細川重賢公の側室に嘉門という人がある。御中小姓・小陳弥十郎の実妹である。小陳氏は元阿蘇家の家臣であったらしい。酒造業を営んでいたが、父弥吉の代に寸志1,000俵を上げて諸役人段となっている。そんな中嘉門は江戸藩邸に入り重賢の子二人の生母となった。
光尚の側室(綱利生母・清高院)実家の清水家は、召出され御家門同様の扱いを受け大身の身分になったのに対して、小陳家に対して重賢公はそのような特別扱いはまったくしていない。嘉門の娘は谷田部藩・細川家の七代藩主細川興徳室となった。男子・豪次は嫡兄・治年が病弱であったためその成長に期待が集まったがこれも三歳で夭折した。

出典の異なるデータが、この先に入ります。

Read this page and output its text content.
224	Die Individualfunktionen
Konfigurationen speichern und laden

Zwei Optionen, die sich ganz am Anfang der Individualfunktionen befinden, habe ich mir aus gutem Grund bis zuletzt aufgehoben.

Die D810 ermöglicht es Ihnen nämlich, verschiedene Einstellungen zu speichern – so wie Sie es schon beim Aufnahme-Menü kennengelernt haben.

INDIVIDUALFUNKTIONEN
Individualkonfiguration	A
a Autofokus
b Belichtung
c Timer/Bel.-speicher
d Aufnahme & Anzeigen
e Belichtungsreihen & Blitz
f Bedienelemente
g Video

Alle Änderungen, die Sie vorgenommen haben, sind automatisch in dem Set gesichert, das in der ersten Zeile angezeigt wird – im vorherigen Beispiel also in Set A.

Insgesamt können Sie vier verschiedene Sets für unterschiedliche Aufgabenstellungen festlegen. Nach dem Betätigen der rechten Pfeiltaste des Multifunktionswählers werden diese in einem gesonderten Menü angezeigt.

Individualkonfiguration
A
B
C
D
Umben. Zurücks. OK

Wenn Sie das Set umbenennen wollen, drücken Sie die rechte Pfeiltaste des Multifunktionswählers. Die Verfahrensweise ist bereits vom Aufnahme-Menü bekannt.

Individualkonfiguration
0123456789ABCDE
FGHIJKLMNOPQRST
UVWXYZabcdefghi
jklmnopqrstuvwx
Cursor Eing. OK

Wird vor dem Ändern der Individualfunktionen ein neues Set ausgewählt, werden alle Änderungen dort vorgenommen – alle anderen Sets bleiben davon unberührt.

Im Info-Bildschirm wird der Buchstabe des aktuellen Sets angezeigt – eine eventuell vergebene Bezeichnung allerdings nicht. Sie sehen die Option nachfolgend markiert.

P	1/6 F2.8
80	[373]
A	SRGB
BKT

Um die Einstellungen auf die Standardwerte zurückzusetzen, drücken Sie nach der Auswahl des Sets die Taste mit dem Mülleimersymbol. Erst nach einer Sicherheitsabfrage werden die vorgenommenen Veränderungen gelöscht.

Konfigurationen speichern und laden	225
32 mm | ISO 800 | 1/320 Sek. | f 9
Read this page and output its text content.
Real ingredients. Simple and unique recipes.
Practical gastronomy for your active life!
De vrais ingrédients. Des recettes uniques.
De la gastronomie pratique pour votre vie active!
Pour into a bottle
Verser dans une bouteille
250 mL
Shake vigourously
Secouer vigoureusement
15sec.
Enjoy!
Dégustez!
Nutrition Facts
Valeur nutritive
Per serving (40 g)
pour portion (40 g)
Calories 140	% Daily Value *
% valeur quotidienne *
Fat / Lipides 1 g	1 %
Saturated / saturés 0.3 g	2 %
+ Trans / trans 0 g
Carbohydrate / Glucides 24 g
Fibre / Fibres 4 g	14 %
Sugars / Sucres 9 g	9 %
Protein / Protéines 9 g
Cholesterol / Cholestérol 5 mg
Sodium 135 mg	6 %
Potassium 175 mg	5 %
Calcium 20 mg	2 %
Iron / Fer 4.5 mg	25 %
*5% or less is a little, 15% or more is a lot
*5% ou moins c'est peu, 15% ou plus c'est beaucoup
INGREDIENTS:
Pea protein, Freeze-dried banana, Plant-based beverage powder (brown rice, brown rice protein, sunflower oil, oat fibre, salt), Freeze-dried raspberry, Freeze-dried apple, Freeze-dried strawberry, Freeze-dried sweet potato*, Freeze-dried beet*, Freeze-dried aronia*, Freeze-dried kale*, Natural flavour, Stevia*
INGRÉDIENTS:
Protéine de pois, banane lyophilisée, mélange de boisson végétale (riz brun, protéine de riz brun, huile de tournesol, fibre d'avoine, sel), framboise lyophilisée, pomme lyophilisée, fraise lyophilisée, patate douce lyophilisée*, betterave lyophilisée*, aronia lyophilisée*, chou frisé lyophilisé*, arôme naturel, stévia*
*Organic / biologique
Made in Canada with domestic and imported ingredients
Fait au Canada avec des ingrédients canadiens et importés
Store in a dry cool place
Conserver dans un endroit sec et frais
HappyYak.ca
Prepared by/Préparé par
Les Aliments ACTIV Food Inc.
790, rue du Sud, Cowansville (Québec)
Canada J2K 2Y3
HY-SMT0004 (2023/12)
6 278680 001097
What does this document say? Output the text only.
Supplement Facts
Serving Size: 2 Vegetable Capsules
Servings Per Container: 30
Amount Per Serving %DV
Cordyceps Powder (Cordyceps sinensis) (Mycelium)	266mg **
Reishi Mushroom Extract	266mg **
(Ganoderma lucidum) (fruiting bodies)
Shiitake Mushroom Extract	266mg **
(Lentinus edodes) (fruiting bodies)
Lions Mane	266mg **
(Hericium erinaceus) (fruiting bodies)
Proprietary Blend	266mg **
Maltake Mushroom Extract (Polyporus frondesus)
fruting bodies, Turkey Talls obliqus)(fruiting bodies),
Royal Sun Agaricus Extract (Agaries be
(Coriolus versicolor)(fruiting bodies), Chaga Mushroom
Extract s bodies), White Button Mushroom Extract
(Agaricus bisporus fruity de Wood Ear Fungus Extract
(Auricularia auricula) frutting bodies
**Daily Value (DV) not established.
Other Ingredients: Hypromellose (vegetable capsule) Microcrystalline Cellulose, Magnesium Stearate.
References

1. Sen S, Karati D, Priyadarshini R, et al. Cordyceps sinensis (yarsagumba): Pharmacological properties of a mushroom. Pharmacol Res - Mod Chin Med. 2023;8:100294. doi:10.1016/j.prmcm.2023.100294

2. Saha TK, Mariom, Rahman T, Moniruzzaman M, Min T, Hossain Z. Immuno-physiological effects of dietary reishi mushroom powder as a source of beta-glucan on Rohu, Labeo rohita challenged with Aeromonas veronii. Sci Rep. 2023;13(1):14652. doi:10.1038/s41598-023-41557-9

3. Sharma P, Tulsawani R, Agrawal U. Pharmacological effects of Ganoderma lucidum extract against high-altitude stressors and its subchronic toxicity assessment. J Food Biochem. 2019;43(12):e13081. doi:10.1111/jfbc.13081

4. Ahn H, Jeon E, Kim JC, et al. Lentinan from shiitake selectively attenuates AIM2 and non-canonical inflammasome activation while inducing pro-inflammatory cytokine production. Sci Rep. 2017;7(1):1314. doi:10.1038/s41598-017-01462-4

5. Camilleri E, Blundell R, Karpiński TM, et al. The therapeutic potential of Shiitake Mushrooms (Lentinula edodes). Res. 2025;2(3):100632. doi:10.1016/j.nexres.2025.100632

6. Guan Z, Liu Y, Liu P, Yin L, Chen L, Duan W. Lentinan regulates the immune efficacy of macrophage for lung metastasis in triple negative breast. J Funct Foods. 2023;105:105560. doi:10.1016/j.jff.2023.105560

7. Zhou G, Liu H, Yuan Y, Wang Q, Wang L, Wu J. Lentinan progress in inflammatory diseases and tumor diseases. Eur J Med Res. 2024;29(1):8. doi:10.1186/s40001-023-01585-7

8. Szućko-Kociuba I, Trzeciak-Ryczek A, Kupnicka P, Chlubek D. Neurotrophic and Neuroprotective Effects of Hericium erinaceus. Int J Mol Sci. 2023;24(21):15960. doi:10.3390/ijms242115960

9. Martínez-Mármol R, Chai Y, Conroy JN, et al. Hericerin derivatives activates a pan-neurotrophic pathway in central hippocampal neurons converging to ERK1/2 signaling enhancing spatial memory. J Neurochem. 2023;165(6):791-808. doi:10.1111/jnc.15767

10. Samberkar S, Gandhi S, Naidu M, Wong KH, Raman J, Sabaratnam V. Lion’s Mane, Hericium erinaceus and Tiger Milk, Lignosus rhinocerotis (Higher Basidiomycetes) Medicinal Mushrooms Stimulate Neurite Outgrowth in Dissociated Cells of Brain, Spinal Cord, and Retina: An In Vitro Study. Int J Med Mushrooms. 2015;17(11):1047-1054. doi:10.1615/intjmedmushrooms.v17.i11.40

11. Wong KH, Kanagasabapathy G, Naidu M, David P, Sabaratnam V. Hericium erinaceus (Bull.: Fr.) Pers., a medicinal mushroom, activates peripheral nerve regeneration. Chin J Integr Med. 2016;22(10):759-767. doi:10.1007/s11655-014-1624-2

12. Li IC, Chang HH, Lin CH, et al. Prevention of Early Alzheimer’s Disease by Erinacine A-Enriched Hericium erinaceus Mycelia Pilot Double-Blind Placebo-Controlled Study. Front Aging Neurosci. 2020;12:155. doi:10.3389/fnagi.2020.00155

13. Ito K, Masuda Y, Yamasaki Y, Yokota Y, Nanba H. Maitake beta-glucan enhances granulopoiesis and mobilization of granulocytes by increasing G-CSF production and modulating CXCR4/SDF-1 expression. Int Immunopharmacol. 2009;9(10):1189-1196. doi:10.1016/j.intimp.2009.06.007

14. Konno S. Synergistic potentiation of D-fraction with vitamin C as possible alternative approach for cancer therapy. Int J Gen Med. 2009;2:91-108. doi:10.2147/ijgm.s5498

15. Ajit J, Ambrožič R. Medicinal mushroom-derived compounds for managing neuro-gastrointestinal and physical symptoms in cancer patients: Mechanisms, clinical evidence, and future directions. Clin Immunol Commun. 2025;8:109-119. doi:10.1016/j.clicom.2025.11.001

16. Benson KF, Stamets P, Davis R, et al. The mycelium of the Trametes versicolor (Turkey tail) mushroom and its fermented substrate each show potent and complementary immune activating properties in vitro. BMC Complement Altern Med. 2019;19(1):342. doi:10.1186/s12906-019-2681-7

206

嘉門も25歳で亡くなっている。(詳細は蓑田勝彦氏の「細川重賢の側室・嘉門について」に詳しい。)
その小陳弥十郎に二人の男子があり、それぞれが漢詩を残しているのを見つけた。
掲載されている「采芹集・第八軸」をみると11歳から17歳までの人の七言絶句が27編が載せられている。時習館あたりでの成果かもしれない。
小陳清(弥十郎忰・小陳故太郎 十五歳)
■送人還蘇山
蘇山突兀接揺天 日照神社吐彩煙 仙鶴翩翩應有待 振衣好去白雲邊
小陳貞(弥十郎二男・小陳勝蔵 十一歳)
■已酉上日
氤氳瑞氣入新年 一樹梅花彩筆前 泮水東風春色動 絃歌聲沸萬家天
白文の解読はまったくできない私としては、只々驚くばかりである。